The news from the decision wasn’t all bad for Hochul, though. Judge Suddaby removed her as a defendant in the case and allowed the subway ban to remain in effect because he found plaintiffs didn’t have standing to sue her or the train ban. He also allowed the state’s strict training requirements to remain in place despite expressing concern about the potential cost of complying with it.
A spokesperson for the office of Attorney General Letitia James (D.), which is representing the state in the case, said “we are reviewing and considering our options.” The state previously appealed the judge’s decision to issue a temporary restraining order against the law that shared many of the same conclusions in his preliminary injunction.
Judge Suddaby’s lengthy ruling, clocking in at 184 pages, examines the historical evidence offered for each of New York’s regulations at length. Suddaby even describes how he performed his own research for potential historical matches for some of the provisions when the state failed to offer them.
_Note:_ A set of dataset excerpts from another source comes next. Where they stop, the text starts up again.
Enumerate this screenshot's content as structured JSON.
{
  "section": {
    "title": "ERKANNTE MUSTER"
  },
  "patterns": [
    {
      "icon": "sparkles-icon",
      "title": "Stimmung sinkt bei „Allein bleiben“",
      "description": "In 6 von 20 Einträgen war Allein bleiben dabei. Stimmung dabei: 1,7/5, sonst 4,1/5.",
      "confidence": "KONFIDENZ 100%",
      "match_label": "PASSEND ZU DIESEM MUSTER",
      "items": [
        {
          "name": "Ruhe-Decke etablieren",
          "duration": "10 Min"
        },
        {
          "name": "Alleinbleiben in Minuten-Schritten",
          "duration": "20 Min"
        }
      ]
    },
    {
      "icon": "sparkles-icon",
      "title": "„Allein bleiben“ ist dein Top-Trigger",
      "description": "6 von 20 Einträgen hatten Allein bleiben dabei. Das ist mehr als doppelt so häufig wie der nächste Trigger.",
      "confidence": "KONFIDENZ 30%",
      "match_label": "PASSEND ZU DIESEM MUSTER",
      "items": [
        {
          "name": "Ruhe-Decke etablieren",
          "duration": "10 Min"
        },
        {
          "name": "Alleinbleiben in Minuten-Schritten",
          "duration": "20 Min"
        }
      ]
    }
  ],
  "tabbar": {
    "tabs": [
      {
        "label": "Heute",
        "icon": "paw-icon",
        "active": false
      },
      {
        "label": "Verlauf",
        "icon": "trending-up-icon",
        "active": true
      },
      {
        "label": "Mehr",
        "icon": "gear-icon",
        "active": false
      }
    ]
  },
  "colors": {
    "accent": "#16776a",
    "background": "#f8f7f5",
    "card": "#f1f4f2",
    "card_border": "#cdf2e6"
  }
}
For instance, the judge said the state offered no comparison for its social media reporting requirement, and what his research found did not help their case.
“Rather, the Court has mostly found only instances in which this demand was (properly) made of convicted sex offenders while registering for a Sex Offender Registry,” he wrote. “Suffice it to say, the need to regulate convicted sex offenders has not been shown to be analogous to the need to regulate applicants for a concealed-carry license.”
Suddaby is also often unsubtle in his critique of the attempts to identify historical analogues the state did make.
“For the sake of brevity, the Court will not expound on why it finds that barring some people from openly carrying rifles on other people’s farms and lands in 19th century America is hardly analogous to barring all license holders from carrying concealed handguns in virtually every commercial building now,” he wrote. “Even if the way the historical and modern regulations burdened one’s Second Amendment right were the same, the State Defendants’ attempt to analogize these six laws to Section 5 of the CCIA would stumble over the second of the Supreme Court’s two ‘central’ metrics: ‘why the regulations burden a law-abiding citizen’s right to armed self defense.'”
He further argued the state’s attempt to ban is a “thinly disguised version of the sort of impermissible ‘sensitive location’ regulation that the Supreme Court considered and rejected in NYSRPA.” He said the state’s provision banning licensed individuals from carrying at any public protest was doubly unconstitutional, creating a “paradox” implicating both the First and Second Amendments.
“[T]he Court finds itself in a paradox created by a regulation that prevents a license holder from possessing a handgun while gathering with individuals to collectively express their right to protest the regulation by possessing handguns,” he wrote. “Levity aside, the Court does not understand how barring Plaintiff Terrille from carrying concealed at a gun show at a Polish Community Center would further this regulation’s purpose of avoiding the ‘destr[uction] [of] the exercise of [someone else’s] constitutionally-protected rights.’ The Court could be wrong but it will hazard a guess that the Center probably does not lease space to opposing expressive groups at the same time.”
Ultimately, Suddaby ruled many of the provisions in New York’s law are “unreasonably disproportionate to the burdensomeness of [their] historical analogues” and is filed with “unprecedented constitutional violations.”
UPDATE 11-7-2022 7:39 PM EASTERN: This piece has been updated with comment from the New York Attorney General’s office.